Crawl Errors
A crawl error occurs when a search engine crawler is unable to reach a page on a website — this will prevent the page from appearing within search results. These errors could be due to site-wide or individual URL errors and may arise for several reasons. Our SEO Office Hours Notes below cover how Google Search deals with crawl errors, along with best practice guidance from Google for dealing with crawl errors.
Server Security Plugins Can Cause Unauthorised Errors
If Google Search Console is reporting a large number of unauthorised errors, it might be caused by a server configuration which is blocking Googlebot.
Crawl Errors Priority Metric includes Mixture of Signals
The priority metric for crawl errors in search console is a mixture of pages being returned in search results, included in Sitemaps, and if it has internal links. The higher the priority are the ones Google thinks might have content which Google wants to index.
s Are Recrawled Periodically
Google will remember your 404 URLs for a long time, and periodically recrawl them to see if they are still 404. These will be reported in search console, but are perfectly fine.
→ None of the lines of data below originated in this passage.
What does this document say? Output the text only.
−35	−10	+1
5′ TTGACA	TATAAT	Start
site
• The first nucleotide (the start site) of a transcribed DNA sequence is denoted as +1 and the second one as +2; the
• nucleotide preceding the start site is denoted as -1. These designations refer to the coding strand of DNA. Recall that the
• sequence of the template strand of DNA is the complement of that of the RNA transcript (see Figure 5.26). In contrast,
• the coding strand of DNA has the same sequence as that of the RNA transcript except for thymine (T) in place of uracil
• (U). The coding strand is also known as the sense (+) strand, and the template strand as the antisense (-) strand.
Redirect Chains Slow Crawling
Redirect chains cause latency which can slow down crawling, particularly if there are more than 5 steps which will be rescheduled to be crawled later.
Only Disallowed Scripts Which Affect Content Are an Issue
Disallowed scripts which are flagged as errors are only an issue if they affect the displaying of content you want indexed, otherwise it’s OK to leave them disallowed.
Google Queues Large Volumes of New URLs
If Google discovers a part of your site with a large number of new URLs, it may queue the URLs, generate a Search Console error, but continue to crawl the queued URLs over an extended period.
Crawl Errors are not a Quality Metric
Google considers crawl errors to be technical response, and aren’t considered a quality metric which would impact rankings.
URL Issues Create Duplicate Pages
Duplicate URLs from inconsistent ordering, case inconstistency, and session IDs can be fixed with canonical tags if the issue is minor, but it still creates crawling issues if there are many instances.